麻衣子は密かに傷ついた。これってもしかして“都合のいい女”というやつなのだろうか。女子学生時代はミスコン荒らしとして名を馳せ、ファッション誌の読者モデルまで務めたこのわたしが……?(中略)
 そんな中、さらなるショックな出来事が起きた。勇樹が例の女子アナと深夜にデートしている写真が週刊誌に掲載されたのである。(中略)
 麻衣子は頭の中が真っ白になり、何も考えられなかった。勇樹から弁解のメールはない。(中略)麻衣子は、まずは同じ事務所の加奈に相談してみた。
「今はやめた方がいい。きっと別れ話を切り出されると思う」(中略)

 一人で考えると憂鬱になるばかりなので、また原宿の占い師を訪ねた。これで三度目、麻衣子にとって、もはや人生相談の趣である。
「おー、来た、来た」鏡子は笑顔で迎えてくれた。「週刊誌、わたしも読んだよ。あんた、なめられてるね」(中略)
「やっぱりそうかな」
「当たり前じゃん。かつてのミスコンの女王も地に落ちたね」
「はあ? 何でそんなこと知ってるのよ」
「いや、まあ、それはね……」(中略)
「で、どうしたいの? 別れるの?」鏡子が聞いた。(中略)
「あのさあ、トップじゃなくてもいいのよ。二番手、三番手あたりでも十分いい生活できるし」(中略)
「そうね。勇樹がまたスランプになって、わたしを求めて、それでプロポーズまでもって行く。そこで呪いが解けてまた活躍する」(中略)
 ともあれ、また水晶玉のお世話になることになった。(中略)
「うまく行くといいね」と鏡子。
「本当にそう思ってる?」
「思ってるよ。だってあんた━━」(中略)
「何よ。わたしが何?」
「何でもない。麻衣子がしあわせになるように」(中略)

 翌週、勇樹はデッドボールを受けた。(中略)勇樹はその場に倒れ、しばらく起き上がれなかった。そのままベンチに退いたが、勇樹の顔は蒼ざめていて、ただの打撲でなさそうなことは表情でわかった。そしてその夜のうちに骨折であることが判明した。(中略)
 お見舞いのメールを何度か送ったが、事務的で短い返信が一度あったきりで、それ以降音沙汰はなかった。(中略)

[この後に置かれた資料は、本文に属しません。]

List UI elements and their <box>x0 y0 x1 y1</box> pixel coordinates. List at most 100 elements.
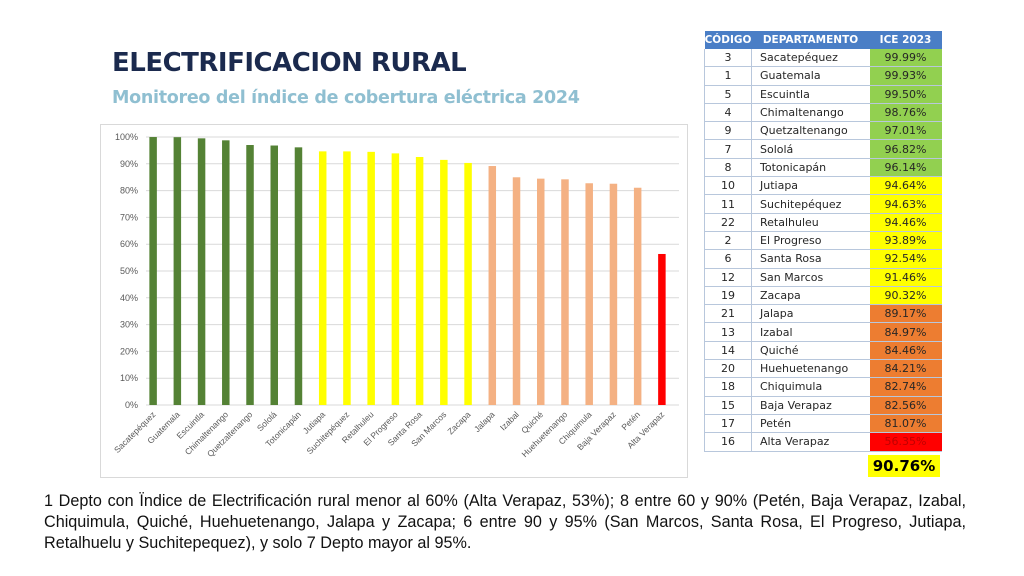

 翌週、IT企業の経営者が集まるシンポジウムの司会の仕事があった。(中略)
「ところでさあ、麻衣子。原宿の占い師の店には行かなかったの?」
 内藤が異なことを聞いた。
「どういうことですか?」
「わたし、三日前に行ったのよ。そこで先生に、うちの浅野麻衣子がお世話になったようですが、どうですか彼女の運勢はって聞いたの。そしたら先生、そういう人は来てないけどって」
「え? わたし三度も行ってますよ」(中略)
「わたし、もしかしたら、ちがう所に行ってたかもしれない……」(中略)
 麻衣子がしあわせになりますように━━。鏡子が最後に言った言葉が、頭の中で響いている。

 麻衣子は仕事を終えるなり、原宿に行った。(中略)
 路地に入り、坂道を上り、古い雑居ビルを見上げると、いつものビルはあった。(中略)そして入り口は板が打ち付けられ、人が入れないよう閉ざされていた。板には貼り紙がある。顔を近づけて見ると、数日後にはこのビルの解体工事が始まるとの旨が書かれていた。
麻衣子は唖然とした。(中略)
麻衣子は坂道を下り、すぐ脇にあるアクセサリー・ショップに入った。店長をつかまえ、裏の古いビルはいつ閉鎖されたのかと聞く。すると、「三月くらいだったと思うけど」という信じられない答えが返ってきた。(中略)
 おーい、鏡子━━。窓を見上げたまま、心の中で呼びかけた。わたし、上を目指すよ。玉の輿も諦めないからね━━。
空から笑い声が降ってきた気がした。

「コロナと潜水服」
 五歳になる息子・海彦が不思議な能力を持っているらしいと気づいたのは、ここ数週間のことである。新型コロナウイルスという感染症が、いかにも発生しそうな国で突如発生し、瞬く間に世界に広まったため、人類は用のある者以外、全員外出禁止もしくは自粛という初めての生活様式を強いられていた。そんな中、三十五歳の会社員・渡辺康彦も、とくに用がないため、会社から在宅勤務を命ぜられていた。(中略)息子がある日突然、「バアバにスマホして」と言い出したのである。康彦の両親は、実家のある岐阜県に住んでいる。(中略)「バアバ、今日はお出かけしちゃダメ!」と、大きな声で呼びかけた。(中略)
「おかあさん、今日はどこか出かけるの?」康彦が聞いた。
「うん。長良のスポーツジムのレッスン室を借りて、コーラス・サークルの練習があるでね」(中略)
「ジイジも出かけちゃダメ!」(中略)
「わかった。海彦クンが言うなら聞いたるわ」(中略)
 そんなやり取りがあった翌週、母が参加するはずだったコーラス・サークルから新型コロナウイルスの感染者が出た。さらには参加者の家族からも感染者が多数出て、クラスター(集団感染)が発生した━━。